I want to leave you on a rather grim note. You know how the U.S. is increasingly putting cops in schools? And how that is causing a lot of harm to kids in general, and disproportionally to black kids? Now add more hunger to that. I talked earlier about how hunger affects people, children included. Short tempers, physical discomfort, tiredness – it all comes from a lack of fuel. The body literally does not have the materials it needs for you to function well. And we are dramatically increasing the number of children who will be hungry, in schools that have been dramatically increasing their use of police to deal with the fact that children are children. It’s as if they are deliberately creating conditions that they know will lead poor, non-white, and disabled kids in particular to be criminalized for even minor “behavioral problems”.

 

Comments

  1. Katydid says

    Most of my schooling in the USA was in Hawaii, where school lunch was 25 cents all the years I was there. We always had to buy lunch because my mother said she couldn’t afford to pack a lunch for 25 cents. Lunch was always a scoop of rice, plus some sort of protein (for example, beef stir fry or chicken-and-pineapple or sometimes hot dogs), and some type of fruit (an orange or mango or several kiwi or an apple or banana) and always–ALWAYS–a large peanut butter cookie made on-site with fork tine marks. Plus milk. You made me look it up; lunch is now $2.50. Lunch in my current state is now $4.50. My kids never liked the school lunches because here they were quite frankly just high-carb, low-protein garbage.

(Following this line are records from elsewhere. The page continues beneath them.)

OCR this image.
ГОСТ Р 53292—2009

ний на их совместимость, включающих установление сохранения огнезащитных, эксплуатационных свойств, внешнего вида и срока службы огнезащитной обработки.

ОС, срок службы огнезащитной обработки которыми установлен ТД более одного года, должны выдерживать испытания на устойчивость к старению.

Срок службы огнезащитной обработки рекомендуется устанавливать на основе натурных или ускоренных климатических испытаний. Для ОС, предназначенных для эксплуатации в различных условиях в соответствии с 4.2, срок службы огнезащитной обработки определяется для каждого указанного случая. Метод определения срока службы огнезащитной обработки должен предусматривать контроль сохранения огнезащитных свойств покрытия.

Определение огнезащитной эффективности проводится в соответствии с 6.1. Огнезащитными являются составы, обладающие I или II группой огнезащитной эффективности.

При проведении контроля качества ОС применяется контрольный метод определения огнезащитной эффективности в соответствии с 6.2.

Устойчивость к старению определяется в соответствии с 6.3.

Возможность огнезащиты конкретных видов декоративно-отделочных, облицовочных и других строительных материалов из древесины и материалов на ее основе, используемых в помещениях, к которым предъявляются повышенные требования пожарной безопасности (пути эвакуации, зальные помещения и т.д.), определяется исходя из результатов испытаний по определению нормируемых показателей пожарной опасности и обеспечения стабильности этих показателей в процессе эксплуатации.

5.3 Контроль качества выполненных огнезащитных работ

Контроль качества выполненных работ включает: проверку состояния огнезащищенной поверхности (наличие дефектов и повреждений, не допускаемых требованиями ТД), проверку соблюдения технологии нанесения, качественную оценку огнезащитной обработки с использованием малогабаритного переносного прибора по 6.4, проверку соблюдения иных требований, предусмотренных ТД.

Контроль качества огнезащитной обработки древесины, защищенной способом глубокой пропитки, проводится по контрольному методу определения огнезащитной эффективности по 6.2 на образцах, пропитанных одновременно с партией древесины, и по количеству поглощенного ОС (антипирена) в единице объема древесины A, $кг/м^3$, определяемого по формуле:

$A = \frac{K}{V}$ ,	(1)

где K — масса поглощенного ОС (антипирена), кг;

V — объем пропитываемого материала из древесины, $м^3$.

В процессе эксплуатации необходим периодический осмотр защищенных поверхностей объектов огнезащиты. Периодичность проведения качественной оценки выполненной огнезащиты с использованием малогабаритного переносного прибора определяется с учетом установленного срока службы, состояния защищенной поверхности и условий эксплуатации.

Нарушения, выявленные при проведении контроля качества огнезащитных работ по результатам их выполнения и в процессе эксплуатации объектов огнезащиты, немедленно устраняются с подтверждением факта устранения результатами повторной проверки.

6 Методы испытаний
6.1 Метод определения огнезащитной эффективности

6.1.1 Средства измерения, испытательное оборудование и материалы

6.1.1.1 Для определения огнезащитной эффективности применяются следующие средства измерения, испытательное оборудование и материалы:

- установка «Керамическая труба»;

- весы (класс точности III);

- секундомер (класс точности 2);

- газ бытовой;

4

    What has happened in the schools is that the lunch has been contracted out to save money, and often fast food and soft drink companies have taken the contract. Twenty-five or so years ago, the books about this started coming out–“Chew on This” and “Supersize Me” and all the rest all spoke about the nutritional wasteland that was school lunch. Remember, back in the late 1980s, St. Ronnie Ray-gun declared ketchup a vegetable for the purposes of school lunch. So a school lunch might contain greasy tater tots or ketchup, but not both. George W Bush continued down that road.

    Remember when Michelle Obama suggested that a nutritious meal would include vegetables…and the usual suspects’ heads all exploded in rage? My kids were in college, but I had high hopes for kids still in school, that they’d get a healthy meal. Sadly, it was not to be.

    My employer has a cafeteria that has been run by a number of different catering companies over the decades. There was one that tried to bring in specialties once a month–souvlaki and Ethiopian stew and musubi and Korean barbecue…but the mouth-breathers threw such a filthy tantrum demanding their chicken nuggets and gravy-covered french fries that the catering company’s contract was not renewed at the end of the year.

  2. says

    Yeah, American conservatism is made up of incredibly sensitive people who fly off the handle if they’re even told that they’re being insulted and attacked.

    I’m glad for your case study, because it’s a subject that never really came up in my own schooling. I went to private schools, and parents just provided lunch. In high school, lunch was covered by tuition.

  3. Katydid says

    LOL, I’m not sure how offering a lunch option once a month that someone might not be familiar with (like souvlaki or Ethiopian stew) is insulting or attacking someone, but the conservatives sure acted like it. One of the private schools in this area offers a catered lunch but it’s usually pasta or “pasta salad” (aka pasta with mayo), sometimes with breadsticks. Carb-a-rama, no real nutrition.